NEW ORLEANS Less than a week after New Orleans Mayor Mitch Landrieu touted a string of peaceful and well-managed city events capped by the BCS championship game, he was back at the podium on Friday trying to reassure residents that an upsurge in violence was being dealt with.
"This is a battle for the heart and soul of New Orleans," Landrieu said about an 18-hour wave of violence that saw 17 people shot and six killed, a lockdown and evacuation of an elementary school, and shots fired at police twice.
In all, 12 people have been murdered New Orleans in the first 12 days of the year, and at least two dozen, including a 12-year-old girl, have been wounded in shootings.
The string of violence included a gunman opening fire inside a house on Thursday, shooting five people, three of whom died.

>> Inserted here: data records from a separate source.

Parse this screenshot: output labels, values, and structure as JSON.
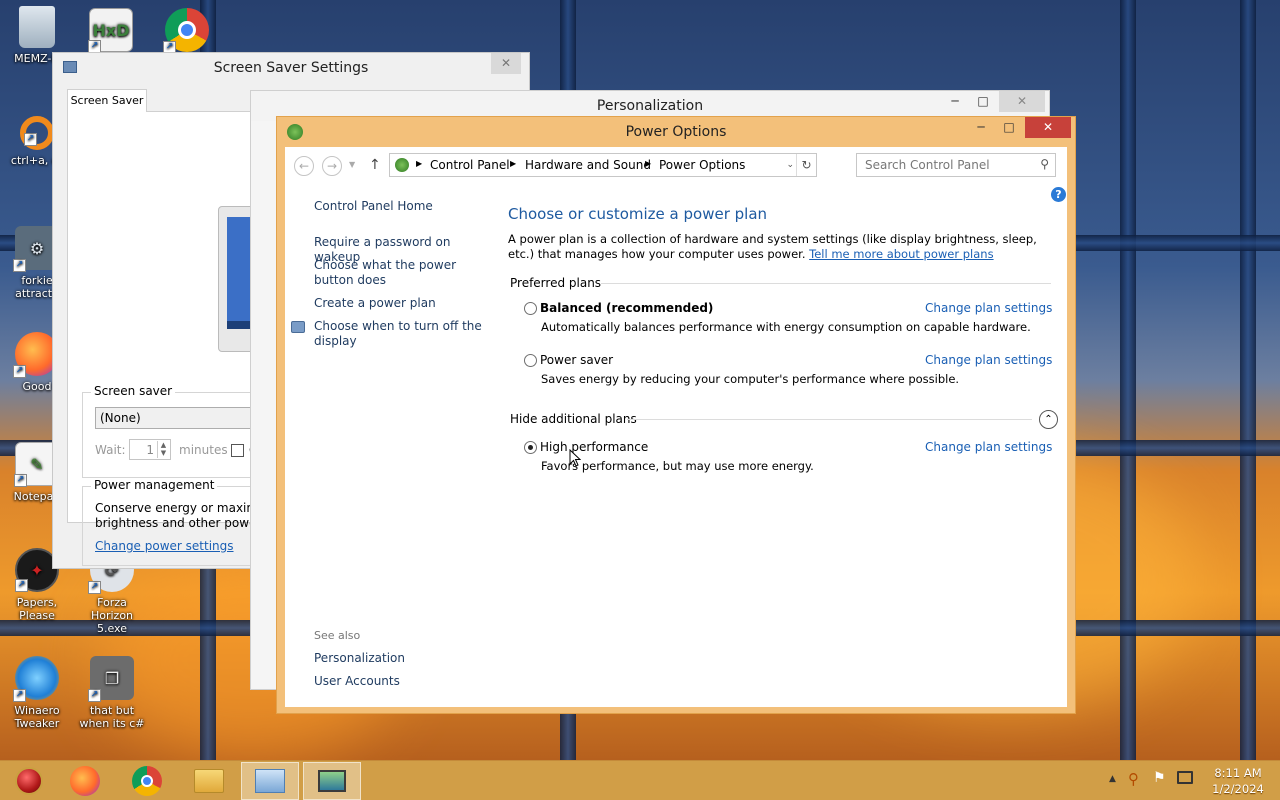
{
  "desktop": {
    "icons": [
      {
        "label": "MEMZ-D"
      },
      {
        "label": "ctrl+a, er"
      },
      {
        "label": "forkie attracta"
      },
      {
        "label": "Good"
      },
      {
        "label": "Notepad"
      },
      {
        "label": "Papers, Please"
      },
      {
        "label": "Forza Horizon 5.exe"
      },
      {
        "label": "Winaero Tweaker"
      },
      {
        "label": "that but when its c#"
      }
    ]
  },
  "screensaver_window": {
    "title": "Screen Saver Settings",
    "tab": "Screen Saver",
    "screen_saver_group": "Screen saver",
    "selected": "(None)",
    "wait_label": "Wait:",
    "wait_value": "1",
    "minutes_label": "minutes",
    "on_label": "On",
    "power_group": "Power management",
    "power_text_1": "Conserve energy or maximize perfo",
    "power_text_2": "brightness and other power setting",
    "change_power_link": "Change power settings"
  },
  "personalization_window": {
    "title": "Personalization"
  },
  "power_window": {
    "title": "Power Options",
    "breadcrumb": [
      "Control Panel",
      "Hardware and Sound",
      "Power Options"
    ],
    "search_placeholder": "Search Control Panel",
    "sidebar": {
      "home": "Control Panel Home",
      "links": [
        "Require a password on wakeup",
        "Choose what the power button does",
        "Create a power plan",
        "Choose when to turn off the display"
      ],
      "see_also_heading": "See also",
      "see_also": [
        "Personalization",
        "User Accounts"
      ]
    },
    "main": {
      "heading": "Choose or customize a power plan",
      "description": "A power plan is a collection of hardware and system settings (like display brightness, sleep, etc.) that manages how your computer uses power.",
      "learn_more": "Tell me more about power plans",
      "preferred_heading": "Preferred plans",
      "hide_heading": "Hide additional plans",
      "change_settings": "Change plan settings",
      "plans": [
        {
          "name": "Balanced (recommended)",
          "desc": "Automatically balances performance with energy consumption on capable hardware.",
          "selected": false
        },
        {
          "name": "Power saver",
          "desc": "Saves energy by reducing your computer's performance where possible.",
          "selected": false
        },
        {
          "name": "High performance",
          "desc": "Favors performance, but may use more energy.",
          "selected": true
        }
      ]
    }
  },
  "taskbar": {
    "time": "8:11 AM",
    "date": "1/2/2024"
  },
  "colors": {
    "taskbar": "#cd9637",
    "power_frame": "#f3c07a",
    "link": "#1a5fb4",
    "heading": "#1e5aa0",
    "close_button": "#c7413a"
  }
}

Police chased down a trio of suspects, and returned fire, killing one man and wounding a man and a woman. Later that night, police headquarters was evacuated with a pair of hand grenades were found in the trunk of the car, although they were later found to be duds.

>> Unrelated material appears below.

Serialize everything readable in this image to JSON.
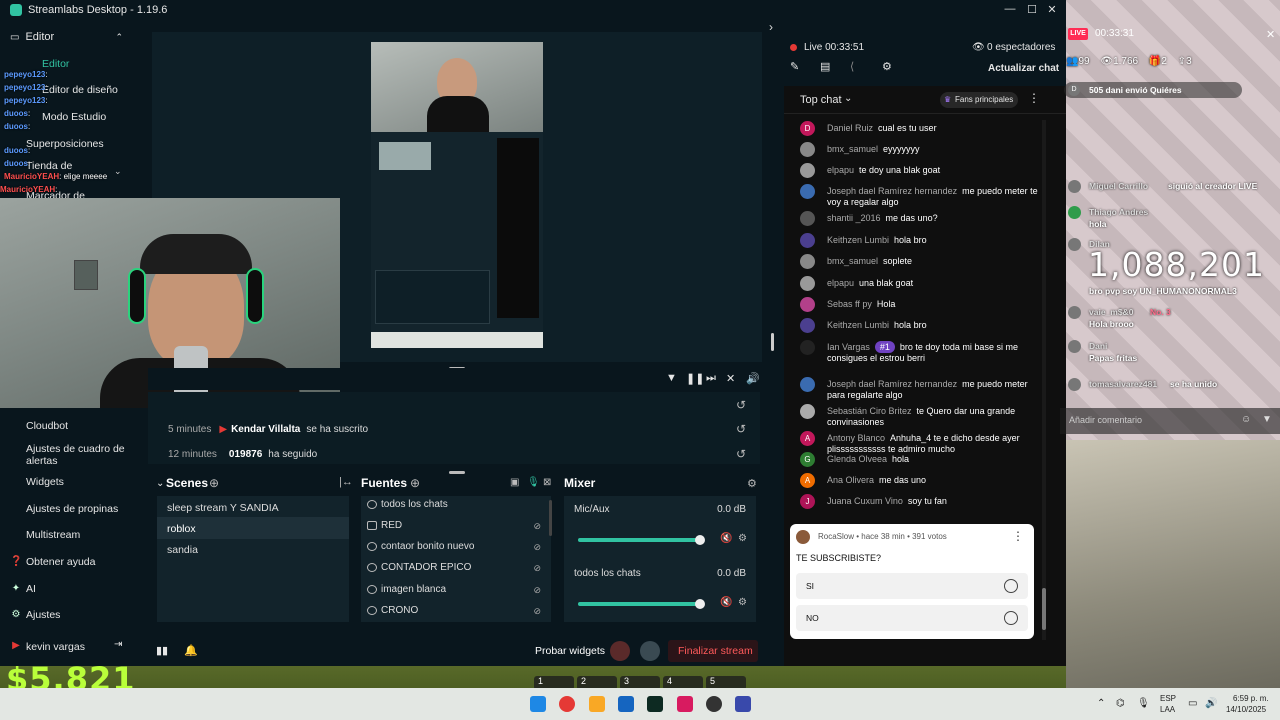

The shootings involving police may have been sparked by a new, more aggressive approach by police, said Police Superintendent Ronal Serpas, who categorized it as "taking the fight to the streets."
The police force has beefed up its homicide department to 30 detectives, and is keeping officers in the city's so-called hotspots, Landrieu said. He added that response time has also gone down lately. The department has also added new computer programs to aid in efficient officer deployment.
None of that reassures Janice Landry, a 58-year-old who has lived in New Orleans her life.
"The violence is more than murder," she said. "It's people robbing people, people breaking into houses, people carjacking people. And those things happen to you even if you aren't a criminal or living that kind of life."